- Jeff Penalty performing with The Dead Kennedys in 2006

Background information
- Born: Jeff Alulis
- Origin: Broomall, Pennsylvania, U.S.
- Genres: Punk rock, hardcore punk

= Jeff Penalty =

American musician

Jeff Alulis, known professionally as Jeff Penalty, is a writer, filmmaker, and musician, known mainly for his documentary work and his position as a former lead singer of Dead Kennedys.

== Early life and education ==
Penalty was born and raised in Broomall, Pennsylvania. He attended college at the University of Massachusetts-Amherst, where he was a member of the fencing team and attended graduate school at the University of Southern California, where he earned an MFA in Writing for Screen and Television and fenced on the Men's Épée team.

== Career==

=== Music ===
Penalty's musical background was mostly as a drummer, performing temporarily with the Pennsylvania band Ralphus and the glam metal parody band Vaz Hoil. He also played drums with Sidekick and The Eyeliners on one occasion each.
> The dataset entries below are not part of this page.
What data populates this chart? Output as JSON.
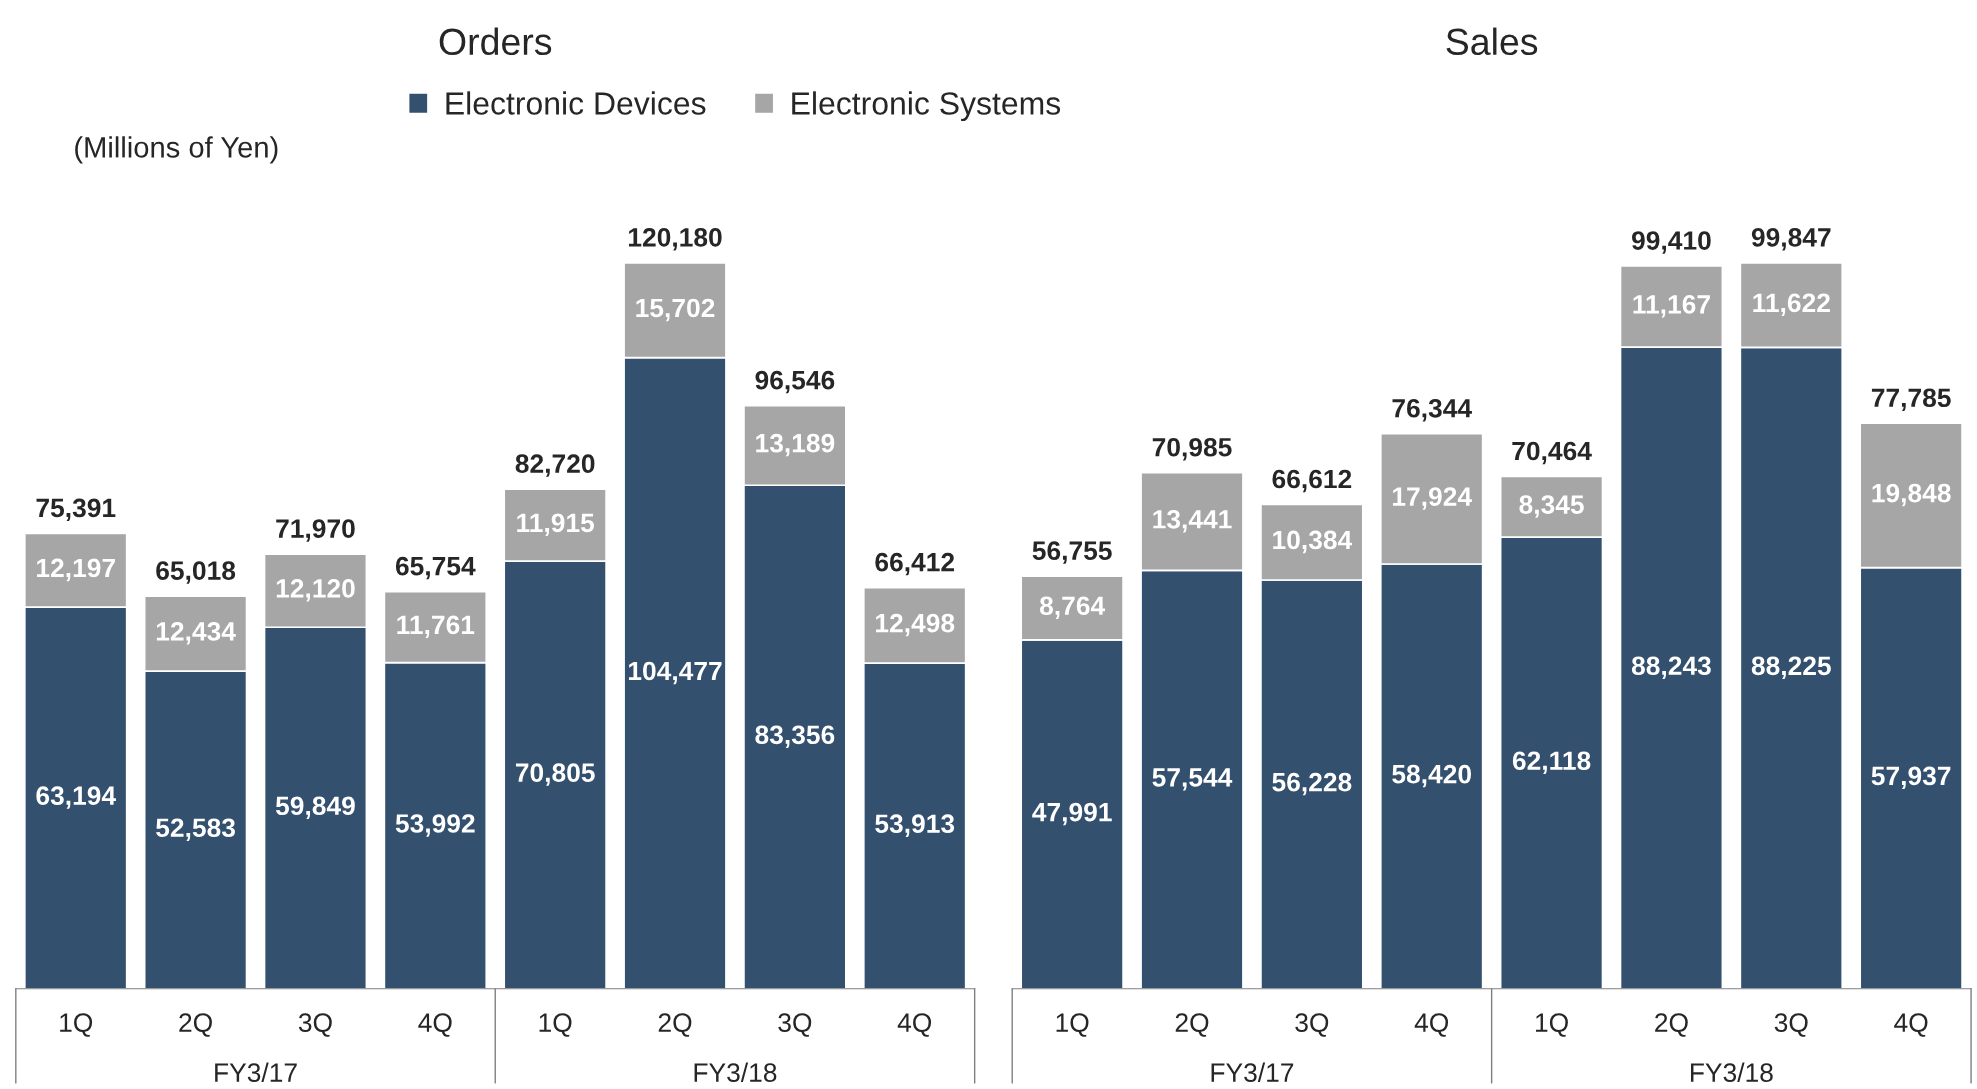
{
  "chart_data": [
    {
      "type": "bar",
      "title": "Orders",
      "stacked": true,
      "legend": "top",
      "categories": [
        "1Q",
        "2Q",
        "3Q",
        "4Q",
        "1Q",
        "2Q",
        "3Q",
        "4Q"
      ],
      "annotations": [
        "(Millions of Yen)",
        "FY3/17",
        "FY3/18"
      ],
      "series": [
        {
          "name": "Electronic Devices",
          "color": "#34506f",
          "values": [
            63194,
            52583,
            59849,
            53992,
            70805,
            104477,
            83356,
            53913
          ],
          "value_labels": [
            "63,194",
            "52,583",
            "59,849",
            "53,992",
            "70,805",
            "104,477",
            "83,356",
            "53,913"
          ]
        },
        {
          "name": "Electronic Systems",
          "color": "#a6a6a6",
          "values": [
            12197,
            12434,
            12120,
            11761,
            11915,
            15702,
            13189,
            12498
          ],
          "value_labels": [
            "12,197",
            "12,434",
            "12,120",
            "11,761",
            "11,915",
            "15,702",
            "13,189",
            "12,498"
          ]
        }
      ],
      "totals": [
        "75,391",
        "65,018",
        "71,970",
        "65,754",
        "82,720",
        "120,180",
        "96,546",
        "66,412"
      ]
    },
    {
      "type": "bar",
      "title": "Sales",
      "stacked": true,
      "legend": false,
      "categories": [
        "1Q",
        "2Q",
        "3Q",
        "4Q",
        "1Q",
        "2Q",
        "3Q",
        "4Q"
      ],
      "annotations": [
        "FY3/17",
        "FY3/18"
      ],
      "series": [
        {
          "color": "#34506f",
          "values": [
            47991,
            57544,
            56228,
            58420,
            62118,
            88243,
            88225,
            57937
          ],
          "value_labels": [
            "47,991",
            "57,544",
            "56,228",
            "58,420",
            "62,118",
            "88,243",
            "88,225",
            "57,937"
          ]
        },
        {
          "color": "#a6a6a6",
          "values": [
            8764,
            13441,
            10384,
            17924,
            8345,
            11167,
            11622,
            19848
          ],
          "value_labels": [
            "8,764",
            "13,441",
            "10,384",
            "17,924",
            "8,345",
            "11,167",
            "11,622",
            "19,848"
          ]
        }
      ],
      "totals": [
        "56,755",
        "70,985",
        "66,612",
        "76,344",
        "70,464",
        "99,410",
        "99,847",
        "77,785"
      ]
    }
  ]
}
He shared vocal duties in the Massachusetts pop punk act Just About Done and sang for a short-lived California band called Stupid Ferrets.

In 2003, Penalty became the vocalist for Dead Kennedys, replacing Dr. Know's Brandon Cruz, who was with the band for two years following their reformation without original vocalist Jello Biafra. Penalty had a fascination with Dead Kennedys ever since he listened to their debut album, Fresh Fruit for Rotting Vegetables. He said singing for Dead Kennedys was "the realization of a dream I never even dared to have." Joining the band at twenty-five, he was considerably younger than his former bandmates. After performing over 50 shows with Dead Kennedys, in March 2008 Penalty announced he was parting ways with the band.
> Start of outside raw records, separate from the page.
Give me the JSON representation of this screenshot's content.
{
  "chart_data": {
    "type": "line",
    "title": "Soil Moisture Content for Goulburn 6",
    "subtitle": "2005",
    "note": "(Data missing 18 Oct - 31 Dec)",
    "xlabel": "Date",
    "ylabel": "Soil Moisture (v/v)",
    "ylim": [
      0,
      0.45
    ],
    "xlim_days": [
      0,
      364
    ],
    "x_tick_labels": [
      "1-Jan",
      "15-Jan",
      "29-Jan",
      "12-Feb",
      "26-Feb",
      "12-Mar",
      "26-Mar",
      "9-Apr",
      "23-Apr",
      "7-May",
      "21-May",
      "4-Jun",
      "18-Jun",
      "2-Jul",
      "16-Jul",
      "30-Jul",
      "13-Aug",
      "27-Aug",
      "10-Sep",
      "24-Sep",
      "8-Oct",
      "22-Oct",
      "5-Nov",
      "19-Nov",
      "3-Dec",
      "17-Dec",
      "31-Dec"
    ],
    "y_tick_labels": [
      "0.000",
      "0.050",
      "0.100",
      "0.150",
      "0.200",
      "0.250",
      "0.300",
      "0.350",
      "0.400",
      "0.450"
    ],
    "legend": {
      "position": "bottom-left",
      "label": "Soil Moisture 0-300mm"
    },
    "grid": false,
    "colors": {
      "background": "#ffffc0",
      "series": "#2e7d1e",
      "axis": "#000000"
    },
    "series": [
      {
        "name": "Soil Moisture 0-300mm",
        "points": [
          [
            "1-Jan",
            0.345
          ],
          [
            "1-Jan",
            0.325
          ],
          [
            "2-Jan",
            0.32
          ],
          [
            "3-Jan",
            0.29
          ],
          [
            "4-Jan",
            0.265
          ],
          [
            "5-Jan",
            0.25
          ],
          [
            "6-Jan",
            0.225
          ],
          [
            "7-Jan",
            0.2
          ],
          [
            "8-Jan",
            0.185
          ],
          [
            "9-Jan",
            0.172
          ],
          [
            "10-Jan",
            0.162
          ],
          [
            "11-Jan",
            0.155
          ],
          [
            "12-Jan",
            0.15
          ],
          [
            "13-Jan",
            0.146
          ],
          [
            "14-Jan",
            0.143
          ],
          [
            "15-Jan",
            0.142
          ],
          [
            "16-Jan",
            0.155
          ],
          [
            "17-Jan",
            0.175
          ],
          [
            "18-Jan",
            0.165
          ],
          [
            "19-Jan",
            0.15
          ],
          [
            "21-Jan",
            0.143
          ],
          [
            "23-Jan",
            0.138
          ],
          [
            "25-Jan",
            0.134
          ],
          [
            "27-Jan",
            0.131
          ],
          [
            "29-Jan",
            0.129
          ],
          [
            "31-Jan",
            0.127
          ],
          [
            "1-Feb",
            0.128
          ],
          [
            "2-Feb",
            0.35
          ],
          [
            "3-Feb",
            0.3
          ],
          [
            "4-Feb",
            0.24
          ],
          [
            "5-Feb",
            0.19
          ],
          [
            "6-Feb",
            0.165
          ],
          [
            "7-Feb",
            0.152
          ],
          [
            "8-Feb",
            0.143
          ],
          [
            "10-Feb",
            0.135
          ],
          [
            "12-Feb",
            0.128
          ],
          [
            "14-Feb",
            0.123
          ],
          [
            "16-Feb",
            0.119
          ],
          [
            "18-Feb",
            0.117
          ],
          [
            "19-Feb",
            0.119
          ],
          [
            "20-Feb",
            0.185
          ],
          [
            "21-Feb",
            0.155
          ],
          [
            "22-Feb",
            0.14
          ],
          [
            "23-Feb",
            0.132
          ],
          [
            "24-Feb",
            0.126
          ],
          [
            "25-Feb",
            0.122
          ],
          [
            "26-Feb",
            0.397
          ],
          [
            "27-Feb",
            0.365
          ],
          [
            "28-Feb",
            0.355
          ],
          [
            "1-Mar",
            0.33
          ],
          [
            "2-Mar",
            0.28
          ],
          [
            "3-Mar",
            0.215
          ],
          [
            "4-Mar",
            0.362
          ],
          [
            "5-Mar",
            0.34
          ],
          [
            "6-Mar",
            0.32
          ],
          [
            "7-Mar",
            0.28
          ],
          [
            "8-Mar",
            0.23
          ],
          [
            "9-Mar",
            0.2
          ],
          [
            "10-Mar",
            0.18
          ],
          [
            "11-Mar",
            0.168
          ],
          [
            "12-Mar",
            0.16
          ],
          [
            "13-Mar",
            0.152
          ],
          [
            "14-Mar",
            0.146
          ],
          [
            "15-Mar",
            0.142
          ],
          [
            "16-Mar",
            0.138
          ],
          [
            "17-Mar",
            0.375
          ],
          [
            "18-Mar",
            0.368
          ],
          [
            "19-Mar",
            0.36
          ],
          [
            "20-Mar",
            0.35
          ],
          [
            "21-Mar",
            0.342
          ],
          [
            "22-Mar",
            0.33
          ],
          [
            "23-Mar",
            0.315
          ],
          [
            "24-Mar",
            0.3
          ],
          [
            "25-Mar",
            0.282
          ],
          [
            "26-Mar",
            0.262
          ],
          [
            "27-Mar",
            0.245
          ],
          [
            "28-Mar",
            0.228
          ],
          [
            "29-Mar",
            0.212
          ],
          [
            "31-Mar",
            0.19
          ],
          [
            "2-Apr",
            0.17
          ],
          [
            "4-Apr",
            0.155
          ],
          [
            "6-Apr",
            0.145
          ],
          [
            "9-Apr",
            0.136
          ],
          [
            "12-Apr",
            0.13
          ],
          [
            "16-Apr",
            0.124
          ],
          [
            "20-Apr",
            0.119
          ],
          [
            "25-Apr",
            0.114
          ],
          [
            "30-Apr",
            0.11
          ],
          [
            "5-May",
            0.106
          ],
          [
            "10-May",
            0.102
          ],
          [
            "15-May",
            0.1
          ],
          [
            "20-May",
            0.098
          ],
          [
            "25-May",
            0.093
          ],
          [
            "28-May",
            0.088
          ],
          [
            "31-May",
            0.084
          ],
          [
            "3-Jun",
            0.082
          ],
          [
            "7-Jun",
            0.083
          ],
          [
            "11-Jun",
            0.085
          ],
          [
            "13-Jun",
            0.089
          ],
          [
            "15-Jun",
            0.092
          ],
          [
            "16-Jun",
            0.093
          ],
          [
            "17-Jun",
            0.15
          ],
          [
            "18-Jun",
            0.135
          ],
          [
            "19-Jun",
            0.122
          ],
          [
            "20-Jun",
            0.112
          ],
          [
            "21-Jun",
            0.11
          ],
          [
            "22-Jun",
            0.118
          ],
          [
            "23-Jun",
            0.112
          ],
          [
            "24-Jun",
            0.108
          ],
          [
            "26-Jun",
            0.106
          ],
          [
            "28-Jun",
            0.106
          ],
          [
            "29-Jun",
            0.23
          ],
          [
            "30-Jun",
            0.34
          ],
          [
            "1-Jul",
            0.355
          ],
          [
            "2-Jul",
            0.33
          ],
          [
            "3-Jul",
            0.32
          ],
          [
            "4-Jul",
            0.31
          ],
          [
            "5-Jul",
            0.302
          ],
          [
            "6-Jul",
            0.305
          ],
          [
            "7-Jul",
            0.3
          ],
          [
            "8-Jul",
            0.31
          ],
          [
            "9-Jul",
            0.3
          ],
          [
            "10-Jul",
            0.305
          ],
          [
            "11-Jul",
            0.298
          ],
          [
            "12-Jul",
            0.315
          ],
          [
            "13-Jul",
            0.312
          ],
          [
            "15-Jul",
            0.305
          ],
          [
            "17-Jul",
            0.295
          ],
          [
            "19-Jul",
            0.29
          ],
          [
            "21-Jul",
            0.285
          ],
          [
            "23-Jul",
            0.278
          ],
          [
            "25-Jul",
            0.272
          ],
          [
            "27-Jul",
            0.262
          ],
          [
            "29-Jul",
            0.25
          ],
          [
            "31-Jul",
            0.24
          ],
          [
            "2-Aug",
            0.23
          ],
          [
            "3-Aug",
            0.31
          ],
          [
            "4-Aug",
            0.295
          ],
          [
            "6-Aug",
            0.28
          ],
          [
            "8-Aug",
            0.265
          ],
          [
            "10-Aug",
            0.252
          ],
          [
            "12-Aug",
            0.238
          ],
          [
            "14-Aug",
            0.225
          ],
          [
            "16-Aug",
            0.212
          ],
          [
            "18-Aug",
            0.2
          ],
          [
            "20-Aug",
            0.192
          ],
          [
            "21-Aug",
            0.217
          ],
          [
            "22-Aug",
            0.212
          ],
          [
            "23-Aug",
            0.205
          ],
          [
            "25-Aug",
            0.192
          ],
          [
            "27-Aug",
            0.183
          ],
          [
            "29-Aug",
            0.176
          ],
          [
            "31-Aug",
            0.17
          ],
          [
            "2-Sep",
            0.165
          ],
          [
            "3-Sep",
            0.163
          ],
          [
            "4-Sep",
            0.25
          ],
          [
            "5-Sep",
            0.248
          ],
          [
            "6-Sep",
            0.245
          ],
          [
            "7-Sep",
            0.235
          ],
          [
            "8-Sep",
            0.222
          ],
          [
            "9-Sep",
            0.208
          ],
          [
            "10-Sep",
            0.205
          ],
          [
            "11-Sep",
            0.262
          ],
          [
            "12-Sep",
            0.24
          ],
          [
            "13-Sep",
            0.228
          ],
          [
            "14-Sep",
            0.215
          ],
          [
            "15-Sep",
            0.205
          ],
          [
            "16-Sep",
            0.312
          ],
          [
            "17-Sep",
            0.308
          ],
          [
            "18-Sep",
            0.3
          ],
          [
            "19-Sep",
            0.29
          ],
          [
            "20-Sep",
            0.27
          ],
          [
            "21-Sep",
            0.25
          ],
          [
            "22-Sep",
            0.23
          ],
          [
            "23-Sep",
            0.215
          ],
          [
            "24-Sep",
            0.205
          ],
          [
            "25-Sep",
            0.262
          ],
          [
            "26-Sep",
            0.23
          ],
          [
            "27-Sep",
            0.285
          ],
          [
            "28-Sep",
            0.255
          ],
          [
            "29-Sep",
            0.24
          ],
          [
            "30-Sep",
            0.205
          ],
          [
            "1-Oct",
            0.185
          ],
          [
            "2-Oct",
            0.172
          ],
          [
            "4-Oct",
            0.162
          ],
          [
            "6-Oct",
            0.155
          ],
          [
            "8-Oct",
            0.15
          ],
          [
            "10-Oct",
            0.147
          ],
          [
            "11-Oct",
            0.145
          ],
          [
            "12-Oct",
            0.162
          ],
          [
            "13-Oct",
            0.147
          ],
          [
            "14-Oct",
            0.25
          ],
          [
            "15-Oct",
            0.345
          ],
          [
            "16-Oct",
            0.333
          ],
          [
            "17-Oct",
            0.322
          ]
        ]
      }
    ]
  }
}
Penalty has since filled in on drums with pop-punk band The Dollyrots for tours of Canada and California, and on vocals for Reagan Youth for tours of California and Texas.

=== Film and television ===
Penalty (under his given name, Jeff Alulis) directed and co-produced (along with Ryan Harlin of Techno Squirrels) Do You Remember? Fifteen Years Of The Bouncing Souls, which won the Best Documentary Feature award at the 2003 D.I.Y. Film Festival in Los Angeles. Alulis and Harlin have since gone on to direct/produce the documentary feature Let Them Know: The Story of Youth Brigade and BYO Records, which was an Official Selection at the 2009 San Francisco Independent Film Festival.

From 2006 through 2007, Alulis and Harlin traveled around the world with NOFX filming a tour documentary that later became the series NOFX: Backstage Passport on Fuse TV. Alulis and Harlin served as directors, camera operators, and executive producers on the show, which premiered at the 2008 SXSW Film Festival and aired on Fuse TV in the spring of that year. It was released as a double DVD set with two hours of bonus footage by Fat Wreck Chords on March 17, 2009.

Alulis and Harlin also directed/produced NOFX: Backstage Passport 2, a feature-length follow-up documentary filmed between 2009 and 2012 as NOFX returned to several South American countries where concerts had been canceled during the original "Backstage Passport" tour. It was released by Fat Wreck Chords on August 21, 2015, and won "Best Music Documentary" at both the Kingston Film Festival and the Oregon Independent Film Festival.

=== Writing ===
Penalty, as Alulis, was the writer for NOFX's official autobiography, NOFX: The Hepatitis Bathtub and Other Stories, published by Da Capo Press on April 12, 2016. The book reached number 9 on the New York Times bestseller list for paperback nonfiction two weeks after it was released. He was a featured author at the first It's Not Dead Festival in 2015.

On October 12, 2021, The Doors guitarist Robby Krieger released a memoir Set the Night on Fire: Living, Dying, and Playing Guitar With the Doors, which was cowritten with Alulis.

== Personal life ==
As of 2016, he resides in Los Angeles, CA.

==In popular culture==
Franz Nicolay (most famed as keyboard player of The Hold Steady) has recorded a song "Jeff Penalty" for his third solo album, Major General, previously appearing on the demo "The Black Rose Paladins". The song refers to a Dead Kennedys performance at Irving Plaza in New York City, at which Nicolay performed with the World/Inferno Friendship Society as an opening act, and the growth in appreciation by an initially cynical crowd.